Four months later, I had such extreme pain in my right shin that I had to sit out field hockey practice and watch everyone else run and do drills. The trainer, my coach, and I finally convinced my parents that it was time to get for a physician to look at my bump. I had x-rays taken of my ankle before, but it turns out the previous x-rays were taken about a quarter of an inch away from what they should have discovered: my malignant tumor. Several x-rays, MRIs, and bone scans later, on September 23, 2003, I was told that I had Ewing 's Sarcoma, bone cancer, in my right fibula. I had never known anyone with cancer, and I thought it only happened to unhealthy, inactive people, so I was very confused.

A biopsy confirmed that I indeed had a malignant tumor, and there began the bumpy roller coaster known as my battle against cancer. My parents and I talked to the oncologists and nurses. I was told that I would be getting high intensity chemotherapy every two weeks for 14 rounds. The rounds were rotated every other time with one round being five nights, while the other round was three nights.
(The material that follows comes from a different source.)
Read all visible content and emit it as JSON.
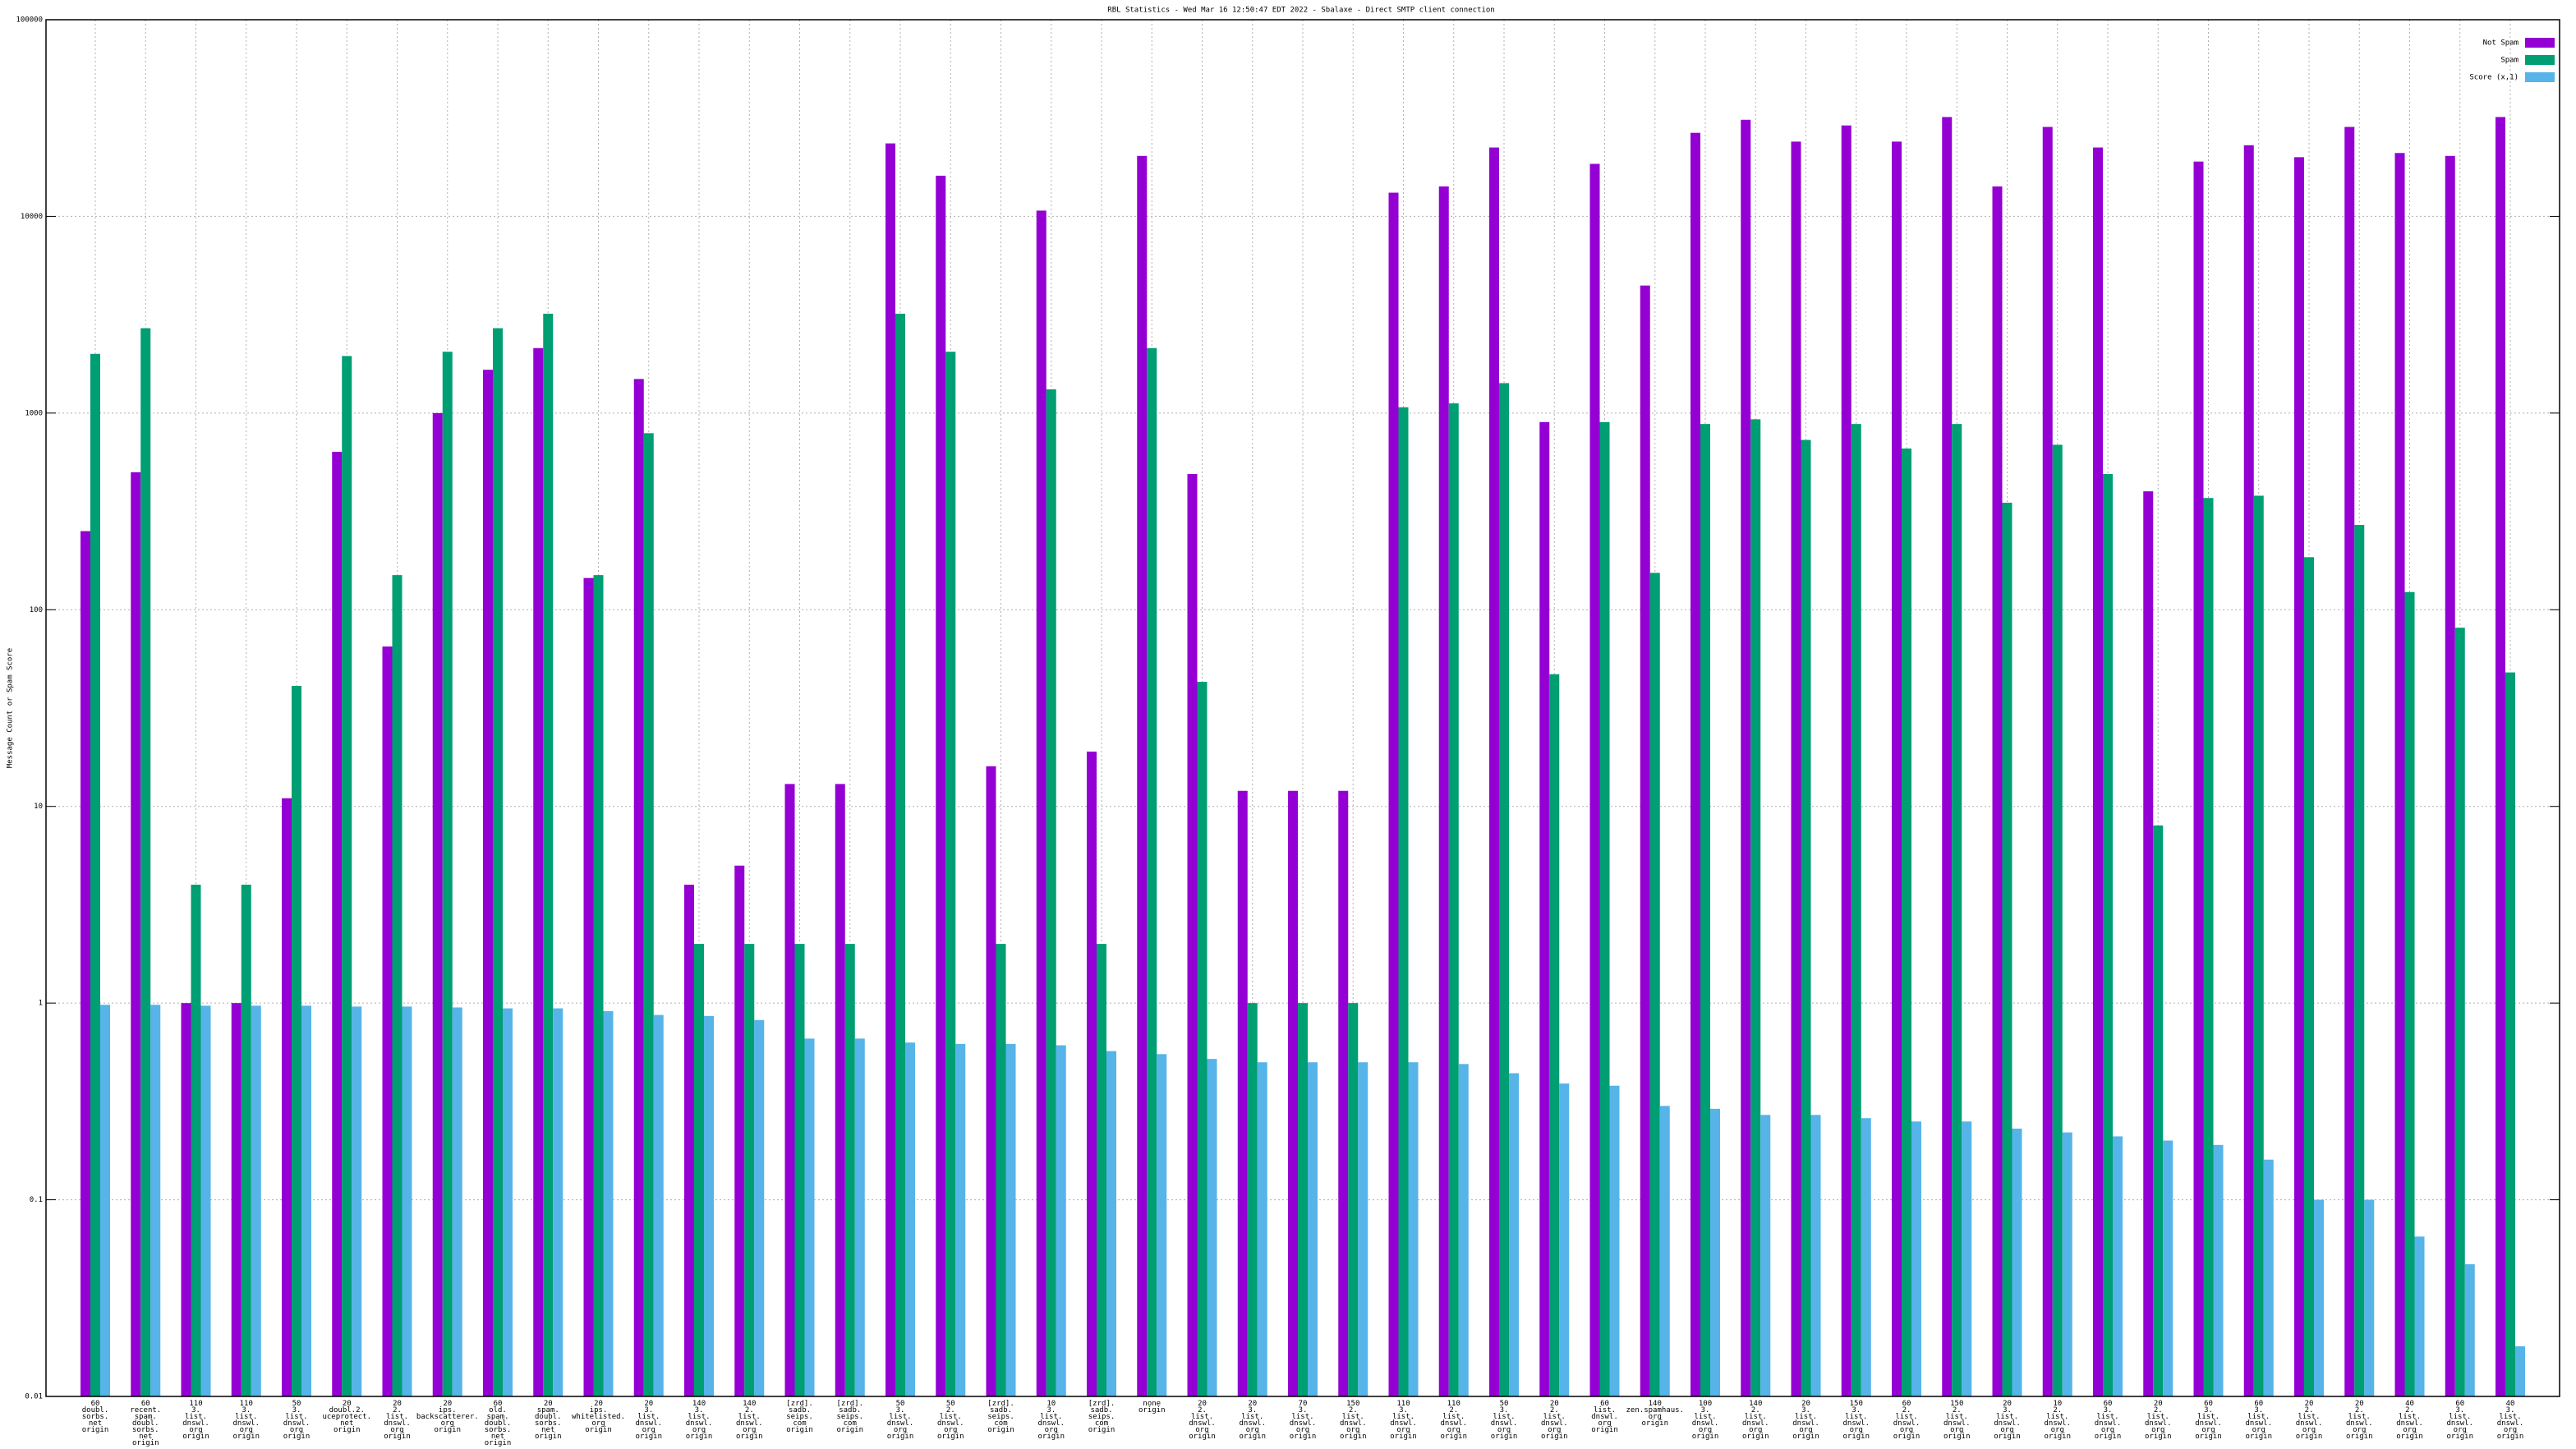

I had chemotherapy for three months and on January 22, 2004, I had limb salvage surgery, a six hour process where doctors would remove my entire fibula. I was told that they would need to cut through a few nerves and that I would likely lose feeling in the top of my right foot and down the side of my right leg. So far, they were correct. I also have a scar that runs from my knee to my ankle. I was in the hospital for two nights, not able to shift my weight much or get up because my leg felt so heavy. I was on crutches for a month and a half and given a leg mold to help me walk better. Following physical therapy, I am able to do everything a normal teenager is able to do, except ski and ice skate.

After my surgery, I endured four more months of high intensity chemotherapy. Because of the intensity of the drugs, I never ate and was always weak for several days after leaving the hospital. Walking up stairs was a nightmare and I rarely got out of bed. I would need up to three blood transfusions and platelet transfusions after every chemotherapy round. Like most people on chemotherapy, I did lose my hair. It started falling out at the end of October and I ended up pulling most of it out and shaving the rest of it on Halloween.
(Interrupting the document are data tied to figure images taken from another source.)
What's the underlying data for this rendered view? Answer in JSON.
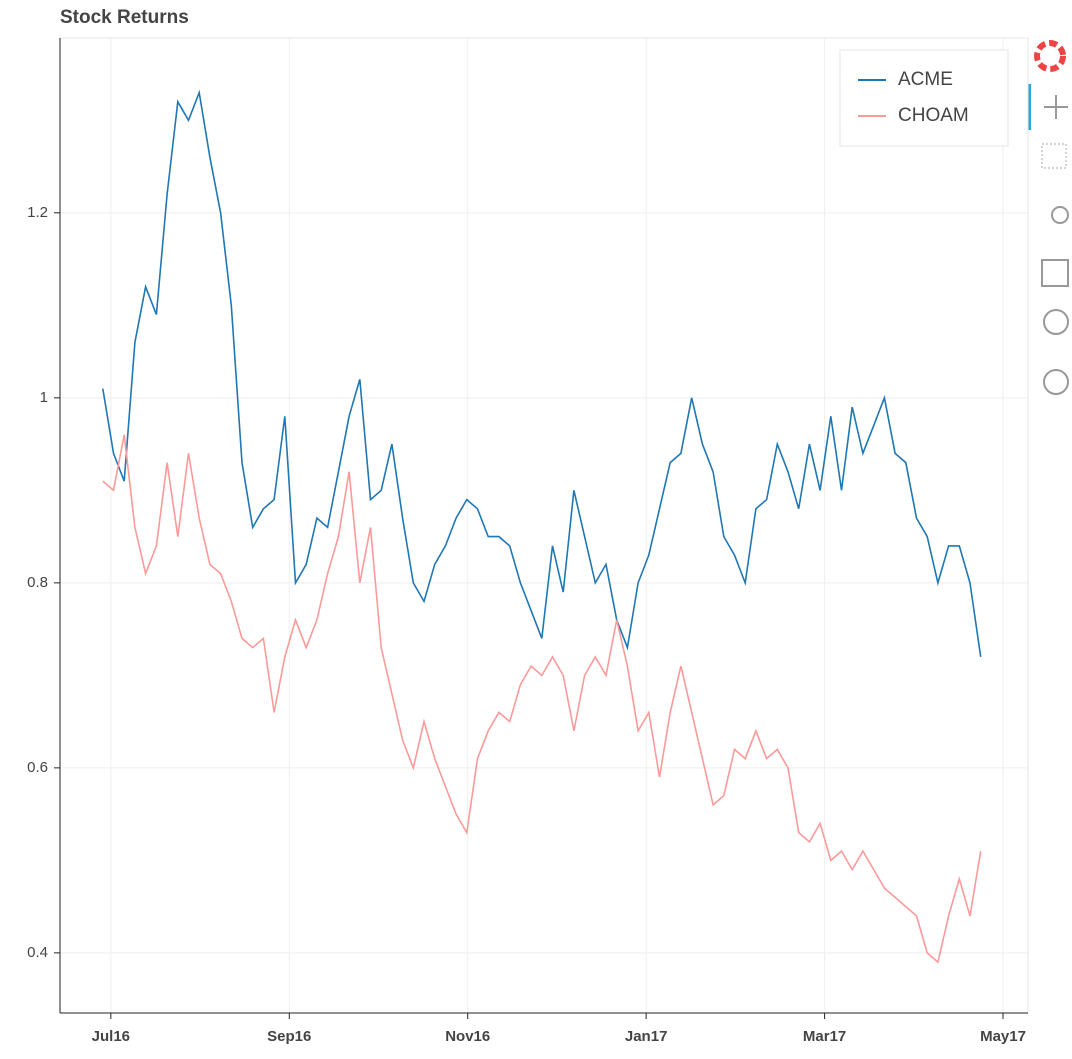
{
  "chart_data": {
    "type": "line",
    "title": "Stock Returns",
    "x": [
      -0.09,
      0.03,
      0.15,
      0.27,
      0.39,
      0.51,
      0.63,
      0.75,
      0.87,
      0.99,
      1.11,
      1.23,
      1.35,
      1.47,
      1.59,
      1.71,
      1.83,
      1.95,
      2.07,
      2.19,
      2.31,
      2.43,
      2.55,
      2.67,
      2.79,
      2.91,
      3.03,
      3.15,
      3.27,
      3.39,
      3.51,
      3.63,
      3.75,
      3.87,
      3.99,
      4.11,
      4.23,
      4.35,
      4.47,
      4.59,
      4.71,
      4.83,
      4.95,
      5.07,
      5.19,
      5.31,
      5.43,
      5.55,
      5.67,
      5.79,
      5.91,
      6.03,
      6.15,
      6.27,
      6.39,
      6.51,
      6.63,
      6.75,
      6.87,
      6.99,
      7.11,
      7.23,
      7.35,
      7.47,
      7.59,
      7.71,
      7.83,
      7.95,
      8.07,
      8.19,
      8.31,
      8.43,
      8.55,
      8.67,
      8.79,
      8.91,
      9.03,
      9.15,
      9.27,
      9.39,
      9.51,
      9.63,
      9.75
    ],
    "series": [
      {
        "name": "ACME",
        "color": "#1f77b4",
        "values": [
          1.01,
          0.94,
          0.91,
          1.06,
          1.12,
          1.09,
          1.22,
          1.32,
          1.3,
          1.33,
          1.26,
          1.2,
          1.1,
          0.93,
          0.86,
          0.88,
          0.89,
          0.98,
          0.8,
          0.82,
          0.87,
          0.86,
          0.92,
          0.98,
          1.02,
          0.89,
          0.9,
          0.95,
          0.87,
          0.8,
          0.78,
          0.82,
          0.84,
          0.87,
          0.89,
          0.88,
          0.85,
          0.85,
          0.84,
          0.8,
          0.77,
          0.74,
          0.84,
          0.79,
          0.9,
          0.85,
          0.8,
          0.82,
          0.76,
          0.73,
          0.8,
          0.83,
          0.88,
          0.93,
          0.94,
          1.0,
          0.95,
          0.92,
          0.85,
          0.83,
          0.8,
          0.88,
          0.89,
          0.95,
          0.92,
          0.88,
          0.95,
          0.9,
          0.98,
          0.9,
          0.99,
          0.94,
          0.97,
          1.0,
          0.94,
          0.93,
          0.87,
          0.85,
          0.8,
          0.84,
          0.84,
          0.8,
          0.72
        ]
      },
      {
        "name": "CHOAM",
        "color": "#fb9a99",
        "values": [
          0.91,
          0.9,
          0.96,
          0.86,
          0.81,
          0.84,
          0.93,
          0.85,
          0.94,
          0.87,
          0.82,
          0.81,
          0.78,
          0.74,
          0.73,
          0.74,
          0.66,
          0.72,
          0.76,
          0.73,
          0.76,
          0.81,
          0.85,
          0.92,
          0.8,
          0.86,
          0.73,
          0.68,
          0.63,
          0.6,
          0.65,
          0.61,
          0.58,
          0.55,
          0.53,
          0.61,
          0.64,
          0.66,
          0.65,
          0.69,
          0.71,
          0.7,
          0.72,
          0.7,
          0.64,
          0.7,
          0.72,
          0.7,
          0.76,
          0.71,
          0.64,
          0.66,
          0.59,
          0.66,
          0.71,
          0.66,
          0.61,
          0.56,
          0.57,
          0.62,
          0.61,
          0.64,
          0.61,
          0.62,
          0.6,
          0.53,
          0.52,
          0.54,
          0.5,
          0.51,
          0.49,
          0.51,
          0.49,
          0.47,
          0.46,
          0.45,
          0.44,
          0.4,
          0.39,
          0.44,
          0.48,
          0.44,
          0.51
        ]
      }
    ],
    "xlim": [
      -0.57,
      10.28
    ],
    "xticks": [
      {
        "value": 0,
        "label": "Jul16"
      },
      {
        "value": 2,
        "label": "Sep16"
      },
      {
        "value": 4,
        "label": "Nov16"
      },
      {
        "value": 6,
        "label": "Jan17"
      },
      {
        "value": 8,
        "label": "Mar17"
      },
      {
        "value": 10,
        "label": "May17"
      }
    ],
    "ylim": [
      0.335,
      1.389
    ],
    "yticks": [
      0.4,
      0.6,
      0.8,
      1,
      1.2
    ],
    "grid": true,
    "legend": "top_right"
  }
}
One hard part of this experience was watching my sister and our friends go on our senior trip; go into New York City; attend dances; and do many other fun things, while I sat in the hospital nauseous and weak. I also sat back as the field hockey team became third in the county and sixth in the state. I never got to see my softball team win games and attend ice cream and pizza parties together.

For the next five years, I have to go to the hospital every three months to get CT scans, bone scans, MRIs, x-rays, and blood tests. My roller coaster ride does not end for quite some time. The good news is that I have been in remission for nine months! I celebrated my 18 th birthday by going on a Caribbean cruise that was given to my family free from the Make-A-Wish-Foundation.

After I got out of the hospital, I graduated from high school and am now attending James Madison University in Virginia . People say that they must be getting punished when they get cancer, but I feel that it was a blessing in disguise. Don't get me wrong, I would not wish cancer on anyone, but I also would never take back my experience.